Closing: The Shift from Retrieve to Compile
RAG asks: “Given a query, which chunks are most similar?”
Compile asks: “Given all sources, what is the structured knowledge?”
These are different questions, and they produce different kinds of systems. RAG finds fragments. Compile builds structure.
The deeper lesson is not about Obsidian or Markdown or any specific tool. It is about the role of the LLM shifting from reader to writer — from answering questions about documents to compiling documents from raw knowledge.

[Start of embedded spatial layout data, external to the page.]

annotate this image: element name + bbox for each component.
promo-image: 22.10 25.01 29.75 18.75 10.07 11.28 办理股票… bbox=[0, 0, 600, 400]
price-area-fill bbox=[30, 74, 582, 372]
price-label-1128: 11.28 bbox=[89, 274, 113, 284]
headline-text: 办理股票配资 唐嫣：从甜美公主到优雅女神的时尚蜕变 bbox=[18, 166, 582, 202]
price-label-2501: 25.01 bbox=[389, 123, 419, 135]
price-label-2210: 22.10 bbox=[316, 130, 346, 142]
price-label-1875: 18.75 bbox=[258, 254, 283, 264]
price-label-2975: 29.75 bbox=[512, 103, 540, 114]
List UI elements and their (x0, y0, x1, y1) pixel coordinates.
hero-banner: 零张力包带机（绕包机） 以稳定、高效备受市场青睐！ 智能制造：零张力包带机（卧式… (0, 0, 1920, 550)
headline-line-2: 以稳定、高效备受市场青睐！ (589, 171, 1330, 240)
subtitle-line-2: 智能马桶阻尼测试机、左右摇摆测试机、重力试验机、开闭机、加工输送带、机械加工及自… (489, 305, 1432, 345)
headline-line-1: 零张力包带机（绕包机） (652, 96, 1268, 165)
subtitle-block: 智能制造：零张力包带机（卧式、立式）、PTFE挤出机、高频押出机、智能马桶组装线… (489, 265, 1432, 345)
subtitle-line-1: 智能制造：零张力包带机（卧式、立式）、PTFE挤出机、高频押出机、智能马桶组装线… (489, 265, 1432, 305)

At small scale, Compile alone is sufficient — and simpler, more transparent, and self-improving. At larger scale, RAG becomes a necessary complement. But even then, the Compile layer remains the core: the place where knowledge is synthesized, connected, and accumulated.
When the LLM writes, indexes, lints, and heals the knowledge base, the human is freed to do what humans do best: decide what questions are worth asking.